As noted, the transaction at issue was exceptionally complex and necessarily involved a number of inter-related documents. The parties Bayer points to signed either the PO Partnership, the License Agreement, or the Sale Agreement.
Each of these documents expressly incorporates the provisions of the MTA and should be read as part of one comprehensive transaction. The factual background of the transaction, which identifies each of these agreements as integral pieces of the acquisition, supports this conclusion. In addition, it is undisputed that these agreements served no other independent purpose than their function in the framework of the MTA.

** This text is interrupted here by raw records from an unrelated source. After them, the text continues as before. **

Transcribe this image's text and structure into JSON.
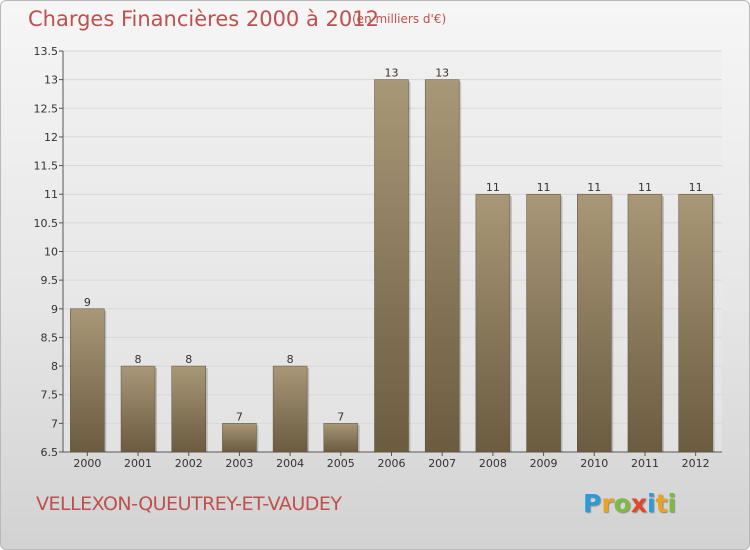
{
  "header": {
    "title": "Charges Financières 2000 à 2012",
    "unit": "(en milliers d'€)"
  },
  "commune": "VELLEXON-QUEUTREY-ET-VAUDEY",
  "logo": {
    "letters": [
      "P",
      "r",
      "o",
      "x",
      "i",
      "t",
      "i"
    ],
    "colors": [
      "#2d9bd8",
      "#e8a324",
      "#7dbb42",
      "#e04a2a",
      "#2d9bd8",
      "#e8a324",
      "#7dbb42"
    ]
  },
  "colors": {
    "bar_top": "#a89877",
    "bar_bottom": "#6b5b40",
    "title": "#c0504d"
  },
  "chart_data": {
    "type": "bar",
    "categories": [
      "2000",
      "2001",
      "2002",
      "2003",
      "2004",
      "2005",
      "2006",
      "2007",
      "2008",
      "2009",
      "2010",
      "2011",
      "2012"
    ],
    "values": [
      9,
      8,
      8,
      7,
      8,
      7,
      13,
      13,
      11,
      11,
      11,
      11,
      11
    ],
    "data_labels": [
      "9",
      "8",
      "8",
      "7",
      "8",
      "7",
      "13",
      "13",
      "11",
      "11",
      "11",
      "11",
      "11"
    ],
    "title": "Charges Financières 2000 à 2012",
    "xlabel": "",
    "ylabel": "",
    "ylim": [
      6.5,
      13.5
    ],
    "yticks": [
      6.5,
      7,
      7.5,
      8,
      8.5,
      9,
      9.5,
      10,
      10.5,
      11,
      11.5,
      12,
      12.5,
      13,
      13.5
    ],
    "ytick_labels": [
      "6.5",
      "7",
      "7.5",
      "8",
      "8.5",
      "9",
      "9.5",
      "10",
      "10.5",
      "11",
      "11.5",
      "12",
      "12.5",
      "13",
      "13.5"
    ],
    "grid": true
  }
}
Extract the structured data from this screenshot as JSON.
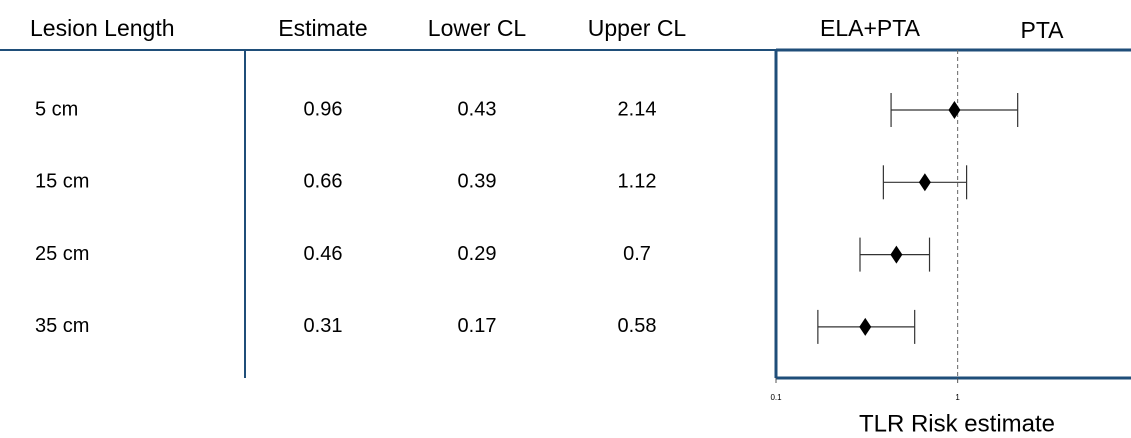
{
  "chart_data": {
    "type": "forest",
    "columns": [
      "Lesion Length",
      "Estimate",
      "Lower CL",
      "Upper CL"
    ],
    "categories": [
      "5 cm",
      "15 cm",
      "25 cm",
      "35 cm"
    ],
    "values": [
      0.96,
      0.66,
      0.46,
      0.31
    ],
    "lower": [
      0.43,
      0.39,
      0.29,
      0.17
    ],
    "upper": [
      2.14,
      1.12,
      0.7,
      0.58
    ],
    "left_label": "ELA+PTA",
    "right_label": "PTA",
    "xlabel": "TLR Risk estimate",
    "xscale": "log",
    "xlim": [
      0.1,
      9
    ],
    "xticks": [
      0.1,
      1
    ],
    "reference": 1,
    "color": "#000000",
    "frame_color": "#1f4e79"
  }
}
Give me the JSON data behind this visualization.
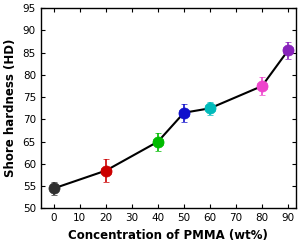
{
  "x": [
    0,
    20,
    40,
    50,
    60,
    80,
    90
  ],
  "y": [
    54.5,
    58.5,
    65.0,
    71.5,
    72.5,
    77.5,
    85.5
  ],
  "yerr": [
    1.5,
    2.5,
    2.0,
    2.0,
    1.5,
    2.0,
    2.0
  ],
  "xerr": [
    1.0,
    2.0,
    2.0,
    2.0,
    2.0,
    2.0,
    2.0
  ],
  "colors": [
    "#303030",
    "#cc0000",
    "#00bb00",
    "#1111cc",
    "#00bbbb",
    "#ee44cc",
    "#8822bb"
  ],
  "marker_size": 8,
  "line_color": "black",
  "line_width": 1.5,
  "xlabel": "Concentration of PMMA (wt%)",
  "ylabel": "Shore hardness (HD)",
  "xlim": [
    -5,
    93
  ],
  "ylim": [
    50,
    95
  ],
  "xticks": [
    0,
    10,
    20,
    30,
    40,
    50,
    60,
    70,
    80,
    90
  ],
  "yticks": [
    50,
    55,
    60,
    65,
    70,
    75,
    80,
    85,
    90,
    95
  ],
  "background_color": "#ffffff",
  "xlabel_fontsize": 8.5,
  "ylabel_fontsize": 8.5,
  "tick_fontsize": 7.5
}
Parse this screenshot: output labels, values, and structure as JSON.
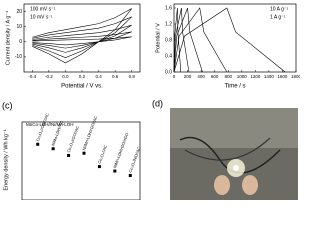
{
  "chart_data": [
    {
      "type": "line",
      "ylabel": "Current density / A g⁻¹",
      "xlabel": "Potential / V vs.",
      "annotations": [
        "100 mV s⁻¹",
        "10 mV s⁻¹"
      ],
      "xlim": [
        -0.5,
        0.9
      ],
      "xticks": [
        -0.4,
        -0.2,
        {
          "value": 0,
          "label": "0.0"
        },
        0.2,
        0.4,
        0.6,
        0.8
      ],
      "ylim": [
        -20,
        25
      ],
      "yticks": [
        -10,
        0,
        10,
        20
      ],
      "series": [
        {
          "color": "#000000",
          "x": [
            -0.4,
            -0.2,
            0,
            0.2,
            0.4,
            0.6,
            0.8,
            0.6,
            0.4,
            0.2,
            0,
            -0.2,
            -0.4
          ],
          "values": [
            3,
            6,
            8,
            10,
            12,
            16,
            22,
            8,
            0,
            -8,
            -14,
            -8,
            -3
          ]
        },
        {
          "color": "#000000",
          "x": [
            -0.4,
            -0.2,
            0,
            0.2,
            0.4,
            0.6,
            0.8,
            0.6,
            0.4,
            0.2,
            0,
            -0.2,
            -0.4
          ],
          "values": [
            2.3,
            4.5,
            6,
            7.5,
            9,
            12,
            16.5,
            6,
            0,
            -6,
            -10.5,
            -6,
            -2.3
          ]
        },
        {
          "color": "#000000",
          "x": [
            -0.4,
            -0.2,
            0,
            0.2,
            0.4,
            0.6,
            0.8,
            0.6,
            0.4,
            0.2,
            0,
            -0.2,
            -0.4
          ],
          "values": [
            1.5,
            3,
            4,
            5,
            6,
            8,
            11,
            4,
            0,
            -4,
            -7,
            -4,
            -1.5
          ]
        },
        {
          "color": "#000000",
          "x": [
            -0.4,
            -0.2,
            0,
            0.2,
            0.4,
            0.6,
            0.8,
            0.6,
            0.4,
            0.2,
            0,
            -0.2,
            -0.4
          ],
          "values": [
            0.9,
            1.8,
            2.4,
            3,
            3.6,
            4.8,
            6.6,
            2.4,
            0,
            -2.4,
            -4.2,
            -2.4,
            -0.9
          ]
        },
        {
          "color": "#000000",
          "x": [
            -0.4,
            -0.2,
            0,
            0.2,
            0.4,
            0.6,
            0.8,
            0.6,
            0.4,
            0.2,
            0,
            -0.2,
            -0.4
          ],
          "values": [
            0.5,
            0.9,
            1.2,
            1.5,
            1.8,
            2.4,
            3.3,
            1.2,
            0,
            -1.2,
            -2.1,
            -1.2,
            -0.5
          ]
        }
      ]
    },
    {
      "type": "line",
      "ylabel": "Potential / V",
      "xlabel": "Time / s",
      "annotations": [
        "10 A g⁻¹",
        "1 A g⁻¹"
      ],
      "xlim": [
        0,
        1800
      ],
      "xticks": [
        0,
        200,
        400,
        600,
        800,
        1000,
        1200,
        1400,
        1600,
        1800
      ],
      "ylim": [
        0,
        1.7
      ],
      "yticks": [
        {
          "value": 0,
          "label": "0.0"
        },
        0.4,
        0.8,
        1.2,
        1.6
      ],
      "series": [
        {
          "color": "#000000",
          "x": [
            0,
            10,
            50,
            58,
            100
          ],
          "values": [
            0,
            0.9,
            1.6,
            1,
            0
          ]
        },
        {
          "color": "#000000",
          "x": [
            0,
            22,
            110,
            127,
            220
          ],
          "values": [
            0,
            0.9,
            1.6,
            1,
            0
          ]
        },
        {
          "color": "#000000",
          "x": [
            0,
            40,
            200,
            233,
            420
          ],
          "values": [
            0,
            0.9,
            1.6,
            1,
            0
          ]
        },
        {
          "color": "#000000",
          "x": [
            0,
            76,
            380,
            440,
            780
          ],
          "values": [
            0,
            0.9,
            1.6,
            1,
            0
          ]
        },
        {
          "color": "#000000",
          "x": [
            0,
            156,
            780,
            909,
            1640
          ],
          "values": [
            0,
            0.9,
            1.6,
            1,
            0
          ]
        }
      ]
    },
    {
      "type": "scatter",
      "panel": "(c)",
      "ylabel": "Energy density / Wh kg⁻¹",
      "title": "MnCo-LDH//Ni/Mn-LOH",
      "categories": [
        "Co₃O₄//CNF//AC",
        "NiMn-LDH//AC",
        "Co₃O₄/rGO//AC",
        "Ni/Mn-LDH/rGO//AC",
        "Co₃O₄//AC",
        "NiMn-LDH/rGO//rGO",
        "Co₃O₄/NiO//AC"
      ],
      "values": [
        50,
        46,
        40,
        42,
        30,
        26,
        22
      ],
      "color": "#000000",
      "ylim": [
        0,
        70
      ]
    }
  ],
  "photo": {
    "label": "(d)"
  }
}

The structure of the transaction evinces the definite intention of the signatories that these agreements be contemplated as one document. The MTA, the Sale Agreement, and the License Agreement were all signed on March 31, 2000. The PO Partnership appears to have been signed on March 17, 2000, but the closing date for the property contributions was also March 31, 2000.
Based on these facts, the court must read the Sale Agreement, the License Agreement, and the PO Partnership Agreement together with the MTA as one document, bound by the arbitration provi
sion.
In addition, it appears that the PO Partnership Agreement, the Sale Agreement, and the License Agreement were attached as exhibits to the MTA.
The language of the MTA identifies these instruments in the table of contents as exhibits and refers to the text of the respective documents.
All three agreements also specifically refer to the MTA in such a way that it is clear those documents are part of the MTA.
The MTA, as described above, defines exhibits as “Transactions” governed by the arbitration clause. Thus, the signatories of the PO Partnership, the Sale Agreement, and the License Agreement, which includes each of the parties identified by Bayer, are required to follow the dispute resolution mechanism enumerated in the MTA.
V.
For the foregoing reasons, the plaintiffs are directed to make an appropriate claim in arbitration within 30 days. The defendants’ motion to dismiss for failure to state a claim upon which relief may be granted is DENIED without prejudice. The action is STAYED pending the outcome of the arbitration proceeding. IT IS SO ORDERED.